TY: I think the toe will be a situation to monitor all year and likely give him problems, but there were two passes to him that could have drawn pass interference — one that did draw the flag. Another pass early in the game he had no chance at. So I think they are getting about what they wanted out of him in a downfield threat. If they can hit on a few balls per game and stretch the field to give Adrian Peterson more running room, they will have accomplished their goal. I don't see him as an eight-catch-per-game guy, but he should have 4-6 catches a game and a few of those being deep passes.

EH: This is a matchup between two teams that figured before the season to be playoff, if not Super Bowl, contenders. Now, the loser is facing an 0-2 start and will be scrambling to make up ground. If this is a "must-win" for the Vikings, what must they do if they hope to win?
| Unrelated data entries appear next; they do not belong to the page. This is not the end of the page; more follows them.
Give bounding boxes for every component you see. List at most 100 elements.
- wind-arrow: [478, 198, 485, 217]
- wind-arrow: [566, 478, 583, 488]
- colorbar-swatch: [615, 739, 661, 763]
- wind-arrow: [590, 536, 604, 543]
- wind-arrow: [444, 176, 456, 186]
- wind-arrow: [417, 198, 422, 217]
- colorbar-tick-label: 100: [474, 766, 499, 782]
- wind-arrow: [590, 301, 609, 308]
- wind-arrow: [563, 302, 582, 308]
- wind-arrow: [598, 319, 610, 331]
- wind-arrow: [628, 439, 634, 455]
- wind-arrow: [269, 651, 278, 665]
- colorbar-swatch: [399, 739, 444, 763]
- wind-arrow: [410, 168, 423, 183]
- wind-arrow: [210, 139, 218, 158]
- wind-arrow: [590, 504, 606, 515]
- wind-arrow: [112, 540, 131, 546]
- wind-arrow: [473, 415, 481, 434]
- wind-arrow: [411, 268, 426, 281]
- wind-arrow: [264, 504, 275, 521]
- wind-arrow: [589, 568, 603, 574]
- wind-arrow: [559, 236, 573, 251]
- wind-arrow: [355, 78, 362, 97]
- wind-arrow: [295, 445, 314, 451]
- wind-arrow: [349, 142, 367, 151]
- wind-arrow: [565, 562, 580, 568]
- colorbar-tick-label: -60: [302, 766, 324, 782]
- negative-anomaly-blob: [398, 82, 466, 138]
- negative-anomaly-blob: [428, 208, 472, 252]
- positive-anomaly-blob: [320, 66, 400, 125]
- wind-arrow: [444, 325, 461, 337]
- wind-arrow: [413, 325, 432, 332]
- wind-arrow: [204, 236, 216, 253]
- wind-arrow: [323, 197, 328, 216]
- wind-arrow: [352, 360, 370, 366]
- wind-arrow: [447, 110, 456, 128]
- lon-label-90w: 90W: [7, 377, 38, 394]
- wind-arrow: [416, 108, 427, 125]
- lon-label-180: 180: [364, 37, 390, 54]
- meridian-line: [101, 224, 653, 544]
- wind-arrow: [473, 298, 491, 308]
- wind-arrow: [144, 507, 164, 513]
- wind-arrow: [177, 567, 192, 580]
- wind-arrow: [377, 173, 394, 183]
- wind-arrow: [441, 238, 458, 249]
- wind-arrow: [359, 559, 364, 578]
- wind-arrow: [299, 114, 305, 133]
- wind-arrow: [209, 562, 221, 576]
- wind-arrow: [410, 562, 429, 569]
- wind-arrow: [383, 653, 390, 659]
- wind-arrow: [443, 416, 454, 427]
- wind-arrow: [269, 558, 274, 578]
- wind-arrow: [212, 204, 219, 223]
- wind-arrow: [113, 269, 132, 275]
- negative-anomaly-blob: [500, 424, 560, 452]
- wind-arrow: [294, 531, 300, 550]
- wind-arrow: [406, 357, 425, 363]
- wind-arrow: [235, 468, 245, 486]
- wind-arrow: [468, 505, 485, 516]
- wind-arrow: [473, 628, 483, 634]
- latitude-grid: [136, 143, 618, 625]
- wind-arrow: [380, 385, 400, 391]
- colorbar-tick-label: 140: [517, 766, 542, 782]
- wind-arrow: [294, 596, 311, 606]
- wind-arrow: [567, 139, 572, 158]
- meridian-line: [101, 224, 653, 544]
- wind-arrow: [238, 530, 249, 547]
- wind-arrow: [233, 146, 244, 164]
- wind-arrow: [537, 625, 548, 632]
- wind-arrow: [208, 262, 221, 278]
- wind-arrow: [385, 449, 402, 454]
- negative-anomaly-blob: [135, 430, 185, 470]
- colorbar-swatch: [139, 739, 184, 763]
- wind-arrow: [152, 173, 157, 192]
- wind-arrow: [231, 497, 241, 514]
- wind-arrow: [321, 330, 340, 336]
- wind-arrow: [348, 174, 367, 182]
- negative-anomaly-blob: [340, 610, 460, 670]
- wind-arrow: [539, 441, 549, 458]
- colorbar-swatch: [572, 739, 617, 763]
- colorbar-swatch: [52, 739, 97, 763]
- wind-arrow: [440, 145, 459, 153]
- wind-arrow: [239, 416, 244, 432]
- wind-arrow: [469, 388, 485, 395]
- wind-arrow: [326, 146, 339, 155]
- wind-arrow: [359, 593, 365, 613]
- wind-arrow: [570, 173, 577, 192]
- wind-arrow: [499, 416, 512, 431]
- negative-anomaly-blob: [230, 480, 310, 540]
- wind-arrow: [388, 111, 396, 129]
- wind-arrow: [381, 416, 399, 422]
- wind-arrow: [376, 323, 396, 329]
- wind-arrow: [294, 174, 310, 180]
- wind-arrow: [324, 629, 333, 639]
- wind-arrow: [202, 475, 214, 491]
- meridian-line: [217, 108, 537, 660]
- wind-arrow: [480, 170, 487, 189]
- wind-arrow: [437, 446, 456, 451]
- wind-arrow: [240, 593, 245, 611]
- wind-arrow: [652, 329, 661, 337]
TY: While their offense struggled, especially the passing game, I'm not as worried about the offense because I think there are some matchups they can exploit in the running game. However, from a Vikings defensive perspective, this could be their toughest test of the season.

If they are to win this game, it means that they will have somehow limited Peyton Manning's effectiveness, but given the Vikings' defensive ranking last against the pass last year, they are going to have to play above their normal level to get it done. More than likely, that would mean that Peyton Manning still has some rust and doesn't have Dallas Clark. If those two factors go in the Colts' favor, then I think it will be up to the Vikings to create turnovers and try to anticipate a couple of pass plays.

They talk about staying patient and only allowing the short passes in front of them. However, I'm not sure they will be able to hold in that mode as the game progresses. If the Colts can slowly build a lead, the Vikings will be hard-pressed to stay patient knowing that their offense doesn't seem ready to convert comebacks on a consistent basis.